Notes on
This Is Water
by David Foster-Wallace
| 2 min read
There are these two young fish swimming along and they happen to meet an older fish swimming the other way, who nods at them and says, “Morning, boys. How’s the water?”
And the two young fish swim on for a bit, and then eventually one of them looks over at the other and goes, “What the hell is water?”
The immediate point of the fish story is merely that the most obvious, ubiquitous, important realities are often the ones that are hardest to see and talk about.
It means being conscious and aware enough to choose what you pay attention to and to choose how you construct meaning from experience.
This, I submit, is the freedom of real education, of learning how to be well- adjusted: You get to consciously decide what has meaning and what doesn’t.

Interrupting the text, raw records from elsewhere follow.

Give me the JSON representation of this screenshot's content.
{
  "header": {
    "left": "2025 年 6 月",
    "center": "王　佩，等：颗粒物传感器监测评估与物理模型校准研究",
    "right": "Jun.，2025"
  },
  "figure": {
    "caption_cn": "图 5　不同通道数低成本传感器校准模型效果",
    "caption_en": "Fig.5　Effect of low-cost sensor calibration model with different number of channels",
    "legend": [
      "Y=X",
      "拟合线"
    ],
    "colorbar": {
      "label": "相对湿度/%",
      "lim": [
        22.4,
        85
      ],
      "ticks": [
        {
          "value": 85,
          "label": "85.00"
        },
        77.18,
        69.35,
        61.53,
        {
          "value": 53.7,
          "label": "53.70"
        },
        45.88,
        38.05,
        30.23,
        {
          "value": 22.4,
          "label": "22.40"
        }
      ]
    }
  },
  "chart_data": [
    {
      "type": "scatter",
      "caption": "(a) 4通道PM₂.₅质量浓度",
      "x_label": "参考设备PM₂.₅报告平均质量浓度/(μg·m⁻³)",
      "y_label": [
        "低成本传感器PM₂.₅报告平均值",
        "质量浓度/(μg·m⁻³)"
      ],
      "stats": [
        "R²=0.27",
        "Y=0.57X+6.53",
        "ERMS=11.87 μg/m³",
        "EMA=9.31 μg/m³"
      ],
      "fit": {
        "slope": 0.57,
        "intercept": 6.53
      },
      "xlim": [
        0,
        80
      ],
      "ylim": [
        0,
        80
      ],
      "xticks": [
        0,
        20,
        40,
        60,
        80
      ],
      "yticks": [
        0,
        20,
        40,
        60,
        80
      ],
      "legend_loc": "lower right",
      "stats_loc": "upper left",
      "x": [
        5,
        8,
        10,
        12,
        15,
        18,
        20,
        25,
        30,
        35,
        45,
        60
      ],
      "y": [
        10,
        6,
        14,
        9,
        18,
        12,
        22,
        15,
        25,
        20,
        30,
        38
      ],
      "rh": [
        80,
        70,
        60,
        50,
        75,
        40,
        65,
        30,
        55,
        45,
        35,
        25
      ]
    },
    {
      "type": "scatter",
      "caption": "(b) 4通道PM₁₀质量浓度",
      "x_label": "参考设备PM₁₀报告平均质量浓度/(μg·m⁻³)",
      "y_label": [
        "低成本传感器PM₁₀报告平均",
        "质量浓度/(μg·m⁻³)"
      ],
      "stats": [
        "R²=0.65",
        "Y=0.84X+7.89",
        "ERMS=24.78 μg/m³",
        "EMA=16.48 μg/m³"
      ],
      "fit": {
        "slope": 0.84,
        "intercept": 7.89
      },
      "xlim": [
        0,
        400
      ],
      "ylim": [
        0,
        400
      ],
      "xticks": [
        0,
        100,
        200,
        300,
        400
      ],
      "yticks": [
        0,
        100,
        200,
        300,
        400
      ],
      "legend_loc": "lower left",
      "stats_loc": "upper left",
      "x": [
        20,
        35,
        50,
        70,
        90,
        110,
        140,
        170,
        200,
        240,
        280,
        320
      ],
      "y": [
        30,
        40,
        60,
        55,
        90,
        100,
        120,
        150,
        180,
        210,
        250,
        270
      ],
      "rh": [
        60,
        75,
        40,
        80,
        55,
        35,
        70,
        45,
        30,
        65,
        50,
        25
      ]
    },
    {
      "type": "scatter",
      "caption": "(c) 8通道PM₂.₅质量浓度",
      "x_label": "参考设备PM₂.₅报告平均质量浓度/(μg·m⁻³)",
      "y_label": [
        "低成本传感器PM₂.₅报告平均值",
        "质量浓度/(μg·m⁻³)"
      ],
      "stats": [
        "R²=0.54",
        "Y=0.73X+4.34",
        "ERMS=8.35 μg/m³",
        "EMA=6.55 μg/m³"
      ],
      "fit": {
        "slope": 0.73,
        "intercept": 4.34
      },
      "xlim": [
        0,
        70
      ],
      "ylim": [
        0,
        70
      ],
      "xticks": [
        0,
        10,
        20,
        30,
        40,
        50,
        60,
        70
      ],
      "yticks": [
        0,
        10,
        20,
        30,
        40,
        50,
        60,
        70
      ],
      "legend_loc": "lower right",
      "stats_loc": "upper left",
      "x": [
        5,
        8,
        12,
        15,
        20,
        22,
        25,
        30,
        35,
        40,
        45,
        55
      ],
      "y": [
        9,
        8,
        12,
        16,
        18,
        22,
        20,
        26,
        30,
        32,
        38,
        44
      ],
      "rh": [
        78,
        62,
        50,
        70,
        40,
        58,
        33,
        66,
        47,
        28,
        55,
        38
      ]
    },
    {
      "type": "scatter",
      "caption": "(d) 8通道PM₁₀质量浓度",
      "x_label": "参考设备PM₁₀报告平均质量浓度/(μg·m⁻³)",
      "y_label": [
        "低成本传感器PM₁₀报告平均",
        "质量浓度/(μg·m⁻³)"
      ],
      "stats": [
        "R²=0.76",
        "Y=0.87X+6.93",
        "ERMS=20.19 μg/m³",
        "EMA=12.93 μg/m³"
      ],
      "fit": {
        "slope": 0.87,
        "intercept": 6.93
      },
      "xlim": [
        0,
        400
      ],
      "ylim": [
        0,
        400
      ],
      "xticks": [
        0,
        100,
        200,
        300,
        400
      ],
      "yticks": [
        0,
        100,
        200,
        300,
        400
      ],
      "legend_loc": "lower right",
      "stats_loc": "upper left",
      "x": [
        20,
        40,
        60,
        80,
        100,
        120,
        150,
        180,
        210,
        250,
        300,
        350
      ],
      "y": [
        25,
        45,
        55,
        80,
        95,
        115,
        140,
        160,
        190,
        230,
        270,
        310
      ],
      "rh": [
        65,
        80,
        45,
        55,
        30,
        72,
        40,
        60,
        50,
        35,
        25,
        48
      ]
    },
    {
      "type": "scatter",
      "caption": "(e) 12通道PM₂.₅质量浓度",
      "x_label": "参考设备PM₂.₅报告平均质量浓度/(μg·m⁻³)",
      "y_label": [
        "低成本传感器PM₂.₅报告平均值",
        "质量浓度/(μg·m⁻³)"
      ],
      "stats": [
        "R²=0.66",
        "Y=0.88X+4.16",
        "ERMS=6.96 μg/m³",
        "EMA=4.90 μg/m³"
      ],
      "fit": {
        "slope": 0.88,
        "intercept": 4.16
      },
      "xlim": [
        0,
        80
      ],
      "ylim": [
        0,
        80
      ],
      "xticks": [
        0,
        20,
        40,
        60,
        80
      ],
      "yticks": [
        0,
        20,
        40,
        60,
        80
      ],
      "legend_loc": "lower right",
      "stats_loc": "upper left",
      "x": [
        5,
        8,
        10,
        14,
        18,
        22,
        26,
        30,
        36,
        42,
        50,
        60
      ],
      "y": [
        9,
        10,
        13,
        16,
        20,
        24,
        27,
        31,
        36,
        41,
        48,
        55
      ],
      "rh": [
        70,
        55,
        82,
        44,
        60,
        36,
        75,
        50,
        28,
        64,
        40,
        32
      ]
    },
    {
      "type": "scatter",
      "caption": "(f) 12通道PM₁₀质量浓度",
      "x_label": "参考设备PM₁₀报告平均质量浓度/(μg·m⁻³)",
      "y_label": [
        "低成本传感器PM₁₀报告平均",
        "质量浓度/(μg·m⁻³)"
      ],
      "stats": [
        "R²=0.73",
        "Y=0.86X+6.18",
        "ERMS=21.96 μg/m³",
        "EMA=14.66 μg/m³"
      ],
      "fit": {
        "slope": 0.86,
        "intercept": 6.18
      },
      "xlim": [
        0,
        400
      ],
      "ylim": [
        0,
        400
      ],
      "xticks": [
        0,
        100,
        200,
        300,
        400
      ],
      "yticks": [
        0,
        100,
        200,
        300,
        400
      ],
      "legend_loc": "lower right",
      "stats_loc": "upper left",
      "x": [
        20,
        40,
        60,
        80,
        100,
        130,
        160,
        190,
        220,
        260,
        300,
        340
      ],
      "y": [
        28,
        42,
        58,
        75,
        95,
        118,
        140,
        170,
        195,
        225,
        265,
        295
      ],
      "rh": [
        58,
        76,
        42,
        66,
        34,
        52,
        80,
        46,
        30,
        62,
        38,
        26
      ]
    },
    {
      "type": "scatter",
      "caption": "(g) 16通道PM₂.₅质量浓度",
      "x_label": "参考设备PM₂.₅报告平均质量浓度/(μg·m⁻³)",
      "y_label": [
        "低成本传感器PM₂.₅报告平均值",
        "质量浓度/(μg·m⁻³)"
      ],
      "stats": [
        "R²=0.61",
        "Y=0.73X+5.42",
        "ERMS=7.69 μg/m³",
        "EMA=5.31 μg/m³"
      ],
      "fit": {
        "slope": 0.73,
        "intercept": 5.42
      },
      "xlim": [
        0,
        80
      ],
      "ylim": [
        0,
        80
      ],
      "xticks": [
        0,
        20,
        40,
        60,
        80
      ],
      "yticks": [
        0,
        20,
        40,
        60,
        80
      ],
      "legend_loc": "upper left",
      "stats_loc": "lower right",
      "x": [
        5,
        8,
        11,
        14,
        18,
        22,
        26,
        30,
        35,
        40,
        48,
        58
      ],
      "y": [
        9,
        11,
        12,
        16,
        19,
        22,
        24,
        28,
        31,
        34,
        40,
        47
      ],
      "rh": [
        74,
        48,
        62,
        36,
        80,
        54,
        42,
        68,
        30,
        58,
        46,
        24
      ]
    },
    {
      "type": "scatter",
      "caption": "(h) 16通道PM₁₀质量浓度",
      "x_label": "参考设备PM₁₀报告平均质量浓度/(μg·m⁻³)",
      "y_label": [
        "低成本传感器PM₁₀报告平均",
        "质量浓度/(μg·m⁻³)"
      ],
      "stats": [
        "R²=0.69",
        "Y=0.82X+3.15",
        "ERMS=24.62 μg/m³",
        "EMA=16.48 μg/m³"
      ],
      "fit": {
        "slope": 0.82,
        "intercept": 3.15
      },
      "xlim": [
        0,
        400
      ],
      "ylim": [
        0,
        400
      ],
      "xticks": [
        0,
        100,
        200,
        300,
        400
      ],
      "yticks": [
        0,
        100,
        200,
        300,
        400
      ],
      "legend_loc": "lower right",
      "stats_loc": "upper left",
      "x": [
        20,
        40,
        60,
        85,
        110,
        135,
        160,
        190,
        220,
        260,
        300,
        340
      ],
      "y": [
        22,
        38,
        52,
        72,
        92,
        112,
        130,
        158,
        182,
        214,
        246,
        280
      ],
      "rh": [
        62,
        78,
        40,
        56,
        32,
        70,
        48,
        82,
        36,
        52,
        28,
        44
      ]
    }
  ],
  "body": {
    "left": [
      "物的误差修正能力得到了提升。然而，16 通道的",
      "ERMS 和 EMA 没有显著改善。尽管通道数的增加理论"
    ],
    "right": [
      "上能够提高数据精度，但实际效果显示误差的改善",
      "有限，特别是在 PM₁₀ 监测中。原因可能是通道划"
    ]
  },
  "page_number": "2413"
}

The point here is that I think this is one part of what the liberal arts mantra of “teaching me how to think” is really supposed to mean: to be just a little less arrogant, to have some “critical awareness” about myself and my certainties… because a huge percentage of the stuff that I tend to be automatically certain of is, it turns out, totally wrong and deluded.
You can be so certain that you’re right that you don’t even entertain the possibility that you’re wrong
“Learning how to think” really means learning how to exercise some control over how and what you think.
It will actually be within your power to experience a crowded, hot, slow, consumer-hell-type situation as not only meaningful, but sacred, on fire with the same force that lit the stars — compassion, love, the subsurface unity of all things.